Remember, however, that Paul had been tenacious in his attacks against Christianity even to the point of consenting to the stoning of Stephen. Now the situation is reversed and Paul had become the object of pursuit and wrath against Christianity. The law of sowing and reaping at work. The custom in that day was to kill the victim and then drag the body outside the city for the dogs and other beasts to devour. This they did to Paul. Was he dead? I believe he was. I doubt if this angry mob would stop short of being absolutely sure he was dead, but God miraculously raised him up. As the disciples stood round about him after the mob had departed (perhaps praying?), he rose up and went into the city, and on the next day left with Barnabas for Derbe. Definitely not the actions of one who had been stoned, except for God’s wondrous power.

The rest of Acts chapter 14 informs us that Paul and Barnabas preached in Derbe, taught many people there, and then returned to Lystra, and Iconium, and then returned home to Antioch. Upon their arrival in Antioch, they “gathered the church together, they rehearsed all that God had done with them, and how he had opened the door of faith unto the Gentiles.”[8]

Upon reflection, what lessons can be learned from Paul’s efforts to advance the gospel to Lystra? Besides the fact that Paul was first and foremost a gospel preacher? In addition to the fickleness of the people to try to worship him one minute and kill him the next minute? Of course, there is the healing of the man crippled from birth, showing the helplessness of every sinner and the need every man has for God’s saving grace. However, Luke sums up the primary lesson for us in verse 22, preserving what Paul taught all along the way as he pushed the gospel ahead: “Confirming the souls of the disciples, and exhorting them to continue in the faith, and that we must through much tribulation enter into the kingdom of God.”

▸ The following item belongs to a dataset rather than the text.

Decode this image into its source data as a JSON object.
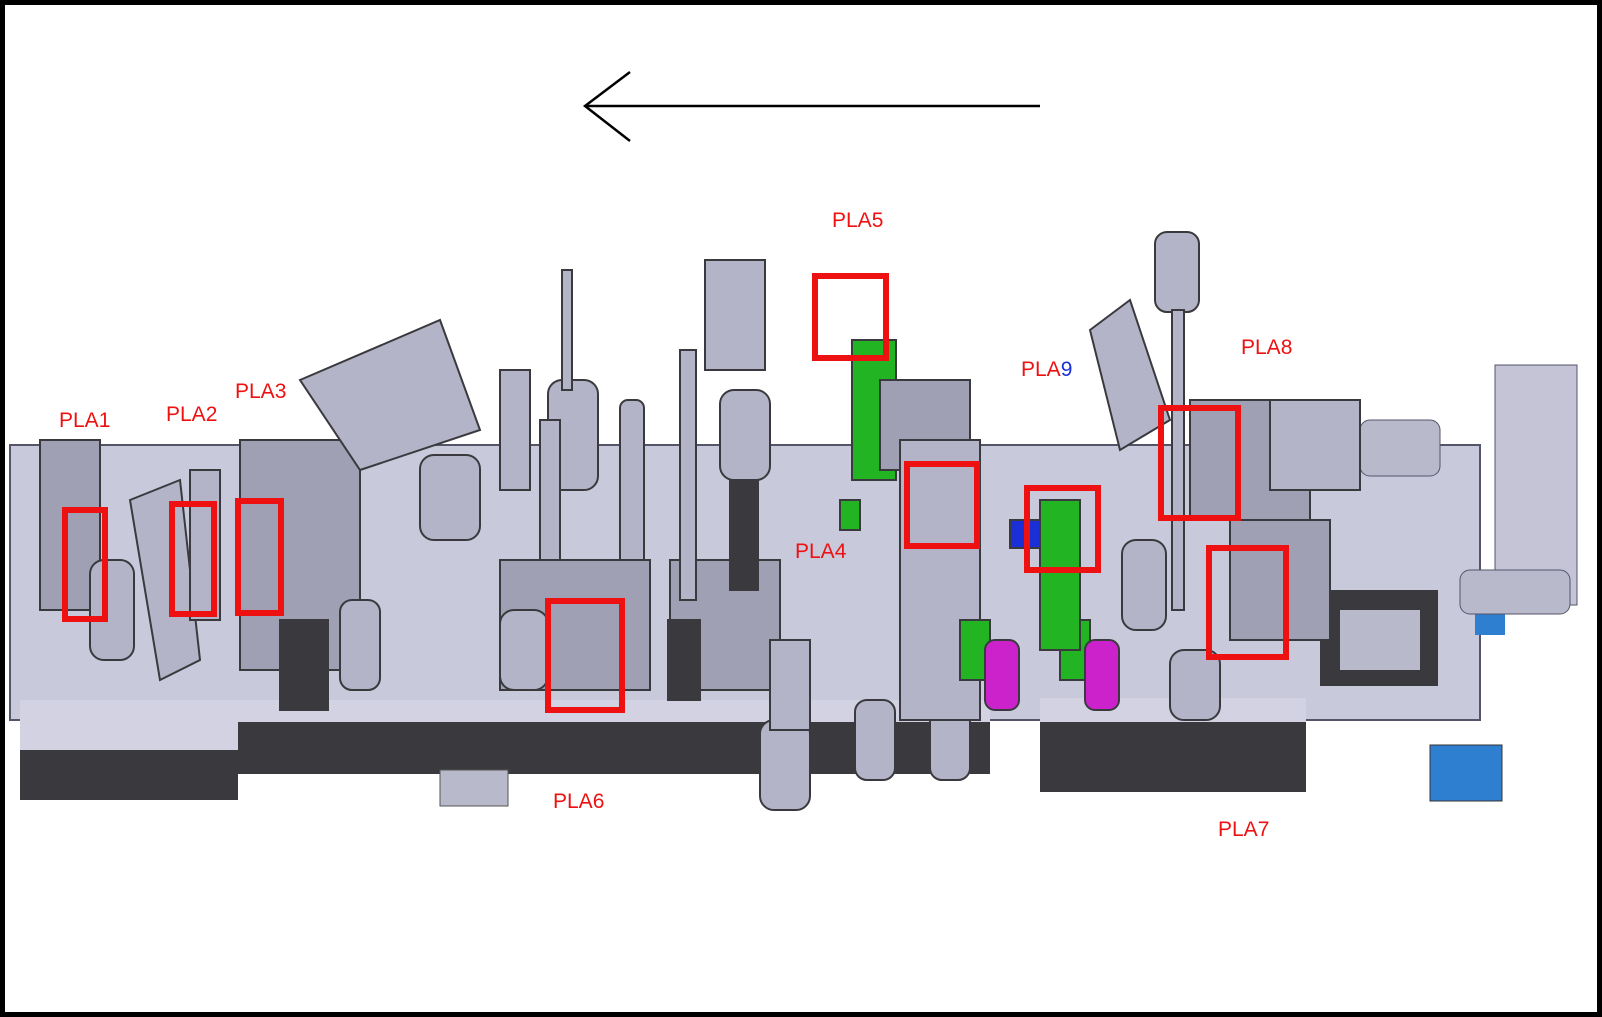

We need to make sure that new Christians understand this. We have been spoiled for so long in the United States, and things are changing back to normal after almost 200 years of unusual protection for Christians. “We must through much tribulation enter into the kingdom of God.” It will be tough to live for Christ and to serve God, but He expects us to face up to it by His grace and get it done anyway.

[1] Psalm 110.1

[2] Acts 5.42

[3] Acts 7.51

[4] Acts 11.21

[5] Acts 12.24-25

[6] Bauer, Danker, A Greek-English Lexicon of the New Testament and other Early Christian Literature, (Chicago, IL: The University of Chicago Press, 2000), pages 693-694.